Gravity information is vital for many geodetic and geophysical studies. One of the fundamental geodetic applications of gravity data is geoid determination. GPS-leveling data is also an important source of information for precise geoid determination. Since geoid reflects density distribution of Earth’s internal masses, it can be used for geophysical investigations. However, high quality and dense gravity and GPS-leveling data are not available for many developing countries due to financial and physical difficulties. In order to examine this issue, alternative methods, based on latest high quality global gravity and digital terrain models, are proposed for precise geoid determination and its geophysical interpretations, especially for regions where the required survey networks are not sufficient.
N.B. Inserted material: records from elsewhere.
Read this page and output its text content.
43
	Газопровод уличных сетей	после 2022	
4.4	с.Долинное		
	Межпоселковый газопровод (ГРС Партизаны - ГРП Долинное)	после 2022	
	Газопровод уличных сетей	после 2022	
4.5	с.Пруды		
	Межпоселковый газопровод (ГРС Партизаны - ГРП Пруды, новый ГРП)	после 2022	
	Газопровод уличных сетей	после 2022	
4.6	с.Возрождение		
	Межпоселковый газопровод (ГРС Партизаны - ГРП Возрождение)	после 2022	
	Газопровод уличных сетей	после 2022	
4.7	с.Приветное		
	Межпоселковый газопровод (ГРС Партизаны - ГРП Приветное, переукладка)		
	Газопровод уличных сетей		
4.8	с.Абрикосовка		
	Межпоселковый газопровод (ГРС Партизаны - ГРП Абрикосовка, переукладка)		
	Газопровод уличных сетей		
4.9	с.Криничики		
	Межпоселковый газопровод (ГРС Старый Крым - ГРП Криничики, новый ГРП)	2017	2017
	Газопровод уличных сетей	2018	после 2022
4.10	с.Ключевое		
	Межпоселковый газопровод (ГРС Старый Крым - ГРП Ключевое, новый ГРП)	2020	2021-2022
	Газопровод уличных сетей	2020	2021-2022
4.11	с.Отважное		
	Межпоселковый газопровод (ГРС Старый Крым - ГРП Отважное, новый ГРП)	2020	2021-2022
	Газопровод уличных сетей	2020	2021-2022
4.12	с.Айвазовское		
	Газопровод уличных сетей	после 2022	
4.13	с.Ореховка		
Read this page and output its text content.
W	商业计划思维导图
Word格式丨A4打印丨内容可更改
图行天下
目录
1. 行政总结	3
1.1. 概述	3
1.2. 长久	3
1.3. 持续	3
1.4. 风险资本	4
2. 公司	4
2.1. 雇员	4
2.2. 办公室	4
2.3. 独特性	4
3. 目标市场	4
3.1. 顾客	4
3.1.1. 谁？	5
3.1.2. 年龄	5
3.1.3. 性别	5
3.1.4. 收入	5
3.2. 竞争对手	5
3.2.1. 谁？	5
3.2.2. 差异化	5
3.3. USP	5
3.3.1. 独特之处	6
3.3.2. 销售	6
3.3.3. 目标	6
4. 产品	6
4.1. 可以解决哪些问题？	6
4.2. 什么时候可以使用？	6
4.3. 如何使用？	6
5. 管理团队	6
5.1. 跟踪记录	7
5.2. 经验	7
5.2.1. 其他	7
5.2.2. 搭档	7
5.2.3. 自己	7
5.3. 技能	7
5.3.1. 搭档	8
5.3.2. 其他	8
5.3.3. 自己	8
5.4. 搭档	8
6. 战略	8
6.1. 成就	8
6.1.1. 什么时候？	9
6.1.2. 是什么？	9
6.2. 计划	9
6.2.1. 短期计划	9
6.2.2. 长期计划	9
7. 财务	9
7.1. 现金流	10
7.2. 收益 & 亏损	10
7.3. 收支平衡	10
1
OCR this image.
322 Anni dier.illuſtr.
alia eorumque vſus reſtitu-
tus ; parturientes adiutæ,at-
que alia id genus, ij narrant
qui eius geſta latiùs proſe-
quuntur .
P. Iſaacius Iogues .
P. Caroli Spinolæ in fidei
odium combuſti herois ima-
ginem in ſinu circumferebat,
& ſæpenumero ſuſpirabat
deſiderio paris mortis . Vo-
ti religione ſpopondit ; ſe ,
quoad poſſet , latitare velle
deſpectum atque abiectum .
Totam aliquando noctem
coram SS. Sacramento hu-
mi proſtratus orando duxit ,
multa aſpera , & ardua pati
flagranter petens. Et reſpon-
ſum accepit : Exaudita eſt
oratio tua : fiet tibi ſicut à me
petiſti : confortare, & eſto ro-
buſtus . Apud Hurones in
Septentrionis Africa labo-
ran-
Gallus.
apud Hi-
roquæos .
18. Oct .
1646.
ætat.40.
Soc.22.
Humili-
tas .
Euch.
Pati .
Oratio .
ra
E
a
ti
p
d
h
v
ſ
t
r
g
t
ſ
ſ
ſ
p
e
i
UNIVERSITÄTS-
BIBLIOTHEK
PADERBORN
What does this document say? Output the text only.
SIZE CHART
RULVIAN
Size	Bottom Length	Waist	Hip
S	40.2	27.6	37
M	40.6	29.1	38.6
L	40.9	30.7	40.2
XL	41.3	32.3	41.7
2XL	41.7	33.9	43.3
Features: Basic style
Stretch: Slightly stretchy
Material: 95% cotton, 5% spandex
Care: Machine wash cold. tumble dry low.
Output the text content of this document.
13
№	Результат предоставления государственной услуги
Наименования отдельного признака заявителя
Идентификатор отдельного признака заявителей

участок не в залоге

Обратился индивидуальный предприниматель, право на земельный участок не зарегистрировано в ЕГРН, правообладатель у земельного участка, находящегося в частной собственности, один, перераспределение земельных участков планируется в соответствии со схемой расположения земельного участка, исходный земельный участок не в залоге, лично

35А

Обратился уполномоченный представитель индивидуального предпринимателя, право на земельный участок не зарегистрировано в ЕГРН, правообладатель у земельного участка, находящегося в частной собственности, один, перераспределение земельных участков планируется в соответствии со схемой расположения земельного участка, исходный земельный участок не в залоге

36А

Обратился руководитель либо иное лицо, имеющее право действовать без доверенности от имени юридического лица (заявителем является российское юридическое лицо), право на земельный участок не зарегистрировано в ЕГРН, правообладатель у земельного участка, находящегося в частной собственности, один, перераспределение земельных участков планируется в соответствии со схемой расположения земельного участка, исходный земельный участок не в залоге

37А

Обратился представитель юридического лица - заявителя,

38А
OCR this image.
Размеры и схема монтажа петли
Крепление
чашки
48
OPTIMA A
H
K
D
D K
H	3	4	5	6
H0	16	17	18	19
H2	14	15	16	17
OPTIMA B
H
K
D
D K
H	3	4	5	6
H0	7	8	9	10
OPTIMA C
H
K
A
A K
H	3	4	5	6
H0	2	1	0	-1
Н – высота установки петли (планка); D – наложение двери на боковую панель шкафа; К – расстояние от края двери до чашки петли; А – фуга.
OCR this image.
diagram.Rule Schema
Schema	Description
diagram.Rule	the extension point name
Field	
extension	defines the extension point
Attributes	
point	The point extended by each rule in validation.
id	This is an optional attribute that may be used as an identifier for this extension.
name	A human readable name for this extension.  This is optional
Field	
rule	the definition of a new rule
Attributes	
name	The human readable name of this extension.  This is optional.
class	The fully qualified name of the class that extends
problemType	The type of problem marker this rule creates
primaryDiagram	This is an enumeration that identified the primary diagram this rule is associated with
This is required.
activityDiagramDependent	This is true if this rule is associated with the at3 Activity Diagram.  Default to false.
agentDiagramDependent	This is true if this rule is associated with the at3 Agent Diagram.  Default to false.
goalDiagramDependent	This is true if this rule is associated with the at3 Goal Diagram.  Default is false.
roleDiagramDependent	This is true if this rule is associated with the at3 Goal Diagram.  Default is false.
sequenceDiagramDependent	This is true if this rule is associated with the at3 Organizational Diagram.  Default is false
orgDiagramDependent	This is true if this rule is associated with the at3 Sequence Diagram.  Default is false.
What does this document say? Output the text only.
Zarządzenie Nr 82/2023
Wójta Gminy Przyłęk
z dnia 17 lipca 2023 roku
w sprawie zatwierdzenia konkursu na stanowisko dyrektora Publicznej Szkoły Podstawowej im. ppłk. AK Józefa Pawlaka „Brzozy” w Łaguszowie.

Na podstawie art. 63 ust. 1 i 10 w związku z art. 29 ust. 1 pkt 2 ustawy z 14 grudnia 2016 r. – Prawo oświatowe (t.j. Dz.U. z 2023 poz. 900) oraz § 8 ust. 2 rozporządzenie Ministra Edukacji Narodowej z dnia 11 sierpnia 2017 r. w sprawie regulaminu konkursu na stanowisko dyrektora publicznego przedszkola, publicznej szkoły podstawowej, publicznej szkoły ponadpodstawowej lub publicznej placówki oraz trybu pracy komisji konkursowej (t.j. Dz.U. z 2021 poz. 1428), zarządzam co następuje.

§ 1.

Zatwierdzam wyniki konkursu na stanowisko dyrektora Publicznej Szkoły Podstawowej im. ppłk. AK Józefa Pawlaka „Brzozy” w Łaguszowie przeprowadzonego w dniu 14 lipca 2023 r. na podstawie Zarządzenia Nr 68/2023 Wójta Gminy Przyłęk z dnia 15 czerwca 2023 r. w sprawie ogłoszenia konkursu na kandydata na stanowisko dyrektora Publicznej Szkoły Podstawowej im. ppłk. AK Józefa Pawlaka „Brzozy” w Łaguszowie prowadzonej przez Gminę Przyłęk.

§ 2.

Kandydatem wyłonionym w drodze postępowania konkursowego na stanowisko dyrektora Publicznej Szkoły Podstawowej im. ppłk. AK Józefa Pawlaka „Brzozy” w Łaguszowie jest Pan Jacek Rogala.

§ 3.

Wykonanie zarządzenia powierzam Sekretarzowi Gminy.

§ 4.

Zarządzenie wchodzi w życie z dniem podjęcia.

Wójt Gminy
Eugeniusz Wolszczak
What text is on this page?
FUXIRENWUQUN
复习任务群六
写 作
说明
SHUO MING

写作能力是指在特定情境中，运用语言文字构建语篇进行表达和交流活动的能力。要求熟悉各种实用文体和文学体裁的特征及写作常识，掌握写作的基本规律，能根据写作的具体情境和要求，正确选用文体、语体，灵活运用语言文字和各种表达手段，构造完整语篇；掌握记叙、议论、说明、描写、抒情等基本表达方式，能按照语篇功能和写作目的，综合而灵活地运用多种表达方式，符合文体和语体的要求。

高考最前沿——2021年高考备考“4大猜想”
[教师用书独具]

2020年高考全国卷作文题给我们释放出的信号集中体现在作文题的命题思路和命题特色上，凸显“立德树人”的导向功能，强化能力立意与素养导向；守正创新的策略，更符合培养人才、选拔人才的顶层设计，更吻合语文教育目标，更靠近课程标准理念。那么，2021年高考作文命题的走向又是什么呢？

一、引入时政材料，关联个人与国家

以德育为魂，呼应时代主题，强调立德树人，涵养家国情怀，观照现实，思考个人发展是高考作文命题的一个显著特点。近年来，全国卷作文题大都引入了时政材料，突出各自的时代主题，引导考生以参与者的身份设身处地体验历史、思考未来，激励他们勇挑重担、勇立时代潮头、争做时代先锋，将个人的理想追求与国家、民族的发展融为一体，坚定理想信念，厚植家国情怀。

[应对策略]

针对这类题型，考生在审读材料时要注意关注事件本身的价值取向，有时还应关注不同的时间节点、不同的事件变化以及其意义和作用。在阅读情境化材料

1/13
In geoid determination, long and medium wavelength gravity field structures are determined from the recent global gravity field model, the Earth Gravitational Model 2008 (EGM2008), while the short wavelength structures are calculated from the global digital terrain model (the Shuttle Radar Topography Mission (SRTM) elevation data). Residual topography reduced geoid undulation differences between GPS-levelling and EGM2008 are modeled as a trend and a corrective surface separately. The long wavelength component of the gravity field of the geoid obtained by filtering in various aspects is subsequently employed for Moho depth determination. For numerical analysis, different test areas are employed based on terrain conditions and data availability. The comparison and validation of the computed geoids in the Canadian and Sri Lankan regions are carried out using the available geoid and GPS-levelling data. The results suggest that the computed geoid models in both regions are able to be used to support GPS-levelling in the third order height networks. The results of Moho depth computation in the test area of USA are in a good agreement with seismically determined Moho depths than those obtained by global Moho models.